Content Ownership and Intellectual Property

DeepSeek's intellectual property terms establish clear ownership boundaries between the platform, user inputs, and AI-generated outputs. The company retains all rights to the underlying model architecture, training methodologies, and platform infrastructure. Users maintain full ownership of the prompts, data, and other content they submit to the service. Critically for commercial applications, users also own the outputs generated by DeepSeek models in response to their inputs, with an unrestricted license to use that content for any lawful purpose.

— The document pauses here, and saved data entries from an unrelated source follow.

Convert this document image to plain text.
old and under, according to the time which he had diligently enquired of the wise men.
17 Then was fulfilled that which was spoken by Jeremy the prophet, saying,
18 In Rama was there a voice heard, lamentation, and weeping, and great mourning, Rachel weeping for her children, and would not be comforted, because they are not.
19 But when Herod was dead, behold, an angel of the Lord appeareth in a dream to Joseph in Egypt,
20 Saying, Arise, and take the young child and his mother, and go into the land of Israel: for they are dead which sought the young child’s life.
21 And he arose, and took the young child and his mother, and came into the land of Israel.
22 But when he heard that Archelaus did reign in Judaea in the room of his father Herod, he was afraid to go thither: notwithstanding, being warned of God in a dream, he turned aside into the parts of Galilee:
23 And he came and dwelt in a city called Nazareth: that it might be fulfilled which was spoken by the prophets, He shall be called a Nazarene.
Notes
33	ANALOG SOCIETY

This licensing structure means businesses can deploy DeepSeek-generated content in commercial products, marketing materials, code repositories, and customer-facing applications without additional fees or attribution requirements. The output license covers both direct API responses and content created through the web interface. However, users cannot claim that DeepSeek endorses or sponsors their specific use case, and they must not misrepresent the source of generated content in contexts where disclosure matters legally or ethically.
- Input data rights remain with the user, with limited processing rights granted to DeepSeek for inference execution
- Output content is licensed to users under a perpetual, worldwide, royalty-free license
- Users can modify, distribute, and commercially exploit outputs without restriction
- DeepSeek does not claim copyright over generated content, but identical outputs may be produced for other users with similar prompts
- Training data rights are separate and not transferred to users through the service
The terms specify that while users own their outputs, they cannot use the service to create derivative AI models that compete with DeepSeek. This restriction prevents users from fine-tuning competing language models using DeepSeek's outputs as training data. For most practical applications, including content creation, code generation, and data analysis, the intellectual property terms provide broad commercial freedom. Enterprise customers with specific licensing concerns can negotiate custom agreements that modify these standard provisions.